O menino procurou em gavetas. Mexeu. Remexeu. Não achou nada muito interessante. Procurou no fundo do quintal. Lá onde guardava seus tesouros! Coleção de conchinhas do Mar de Itaparica. Pedras roladas do leito do Velho Chico. Botões de três gerações. Tampinhas históricas do antigo jogo de botões do avô que já partiu...

O menino não conseguiu abrir mão de nenhum daqueles objetos. Eram muito preciosos... O menino pensou, então, em ser mais previsível. Juntou flores do campo. Fez um enorme buquê. O buquê ficou lindo durante algum tempo.

Logo, logo, o menino percebeu que aquela não tinha sido uma boa ideia. O buquê ficou mal humorado. Buquê emburrado. Com saudades da planta mãe... Esse não seria um bom presente.

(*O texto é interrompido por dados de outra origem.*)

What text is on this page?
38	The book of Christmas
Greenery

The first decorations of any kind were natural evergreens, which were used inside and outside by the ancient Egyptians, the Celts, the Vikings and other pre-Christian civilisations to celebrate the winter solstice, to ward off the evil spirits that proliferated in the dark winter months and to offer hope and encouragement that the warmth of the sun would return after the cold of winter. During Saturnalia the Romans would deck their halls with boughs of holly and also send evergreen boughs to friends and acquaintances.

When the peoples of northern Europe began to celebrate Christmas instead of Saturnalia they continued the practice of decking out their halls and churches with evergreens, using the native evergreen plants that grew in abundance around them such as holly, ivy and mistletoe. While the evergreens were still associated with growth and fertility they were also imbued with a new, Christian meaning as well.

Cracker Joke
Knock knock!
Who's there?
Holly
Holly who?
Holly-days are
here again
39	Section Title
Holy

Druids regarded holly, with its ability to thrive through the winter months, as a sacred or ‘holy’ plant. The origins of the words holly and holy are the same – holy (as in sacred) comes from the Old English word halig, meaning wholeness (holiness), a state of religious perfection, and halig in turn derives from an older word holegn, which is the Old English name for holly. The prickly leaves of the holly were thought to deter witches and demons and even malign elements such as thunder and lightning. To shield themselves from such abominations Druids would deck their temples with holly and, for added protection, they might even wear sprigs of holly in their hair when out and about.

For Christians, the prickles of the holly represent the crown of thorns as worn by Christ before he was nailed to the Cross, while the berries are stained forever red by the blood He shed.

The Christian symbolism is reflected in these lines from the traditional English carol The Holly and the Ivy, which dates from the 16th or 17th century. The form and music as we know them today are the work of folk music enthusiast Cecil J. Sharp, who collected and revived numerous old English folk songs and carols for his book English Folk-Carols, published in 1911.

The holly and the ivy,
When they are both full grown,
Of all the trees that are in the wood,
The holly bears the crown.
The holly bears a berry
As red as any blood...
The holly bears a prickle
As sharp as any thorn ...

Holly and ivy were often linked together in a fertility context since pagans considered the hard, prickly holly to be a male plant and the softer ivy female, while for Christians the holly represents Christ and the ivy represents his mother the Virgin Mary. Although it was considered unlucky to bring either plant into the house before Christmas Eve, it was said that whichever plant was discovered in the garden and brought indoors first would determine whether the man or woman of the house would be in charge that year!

O menino (que se chamava Victor) catou cristal na trilha de pedras. Guardou, em vidro, o cheiro do capim gordura. Guardou, nos olhos, o azul e preto da borboleta lenta que passou... Guardou na pele, nos cabelos e na roupa o molhado, gelado de espirro de nuvens...

Victor ainda tentou alcançar um arco-íris, que se exibiu no céu como cauda de pavão, mas uma nuvem chegou primeiro e levou o arco colorido para longe...

Naquela altura da tarde, começou a colher raios de sol poente... mas, todos que restavam, brincaram de esconde-esconde atrás das montanhas oeste. Primeira estrela que vejo no céu, vem morar no meu chapéu? Estrela piscou de longe, mas não desceu do céu...

Como era difícil alcançar um presente natural sem ter que gastar moedas do porquinho de barro... Mas, Victor não pensava em desistir.

[...]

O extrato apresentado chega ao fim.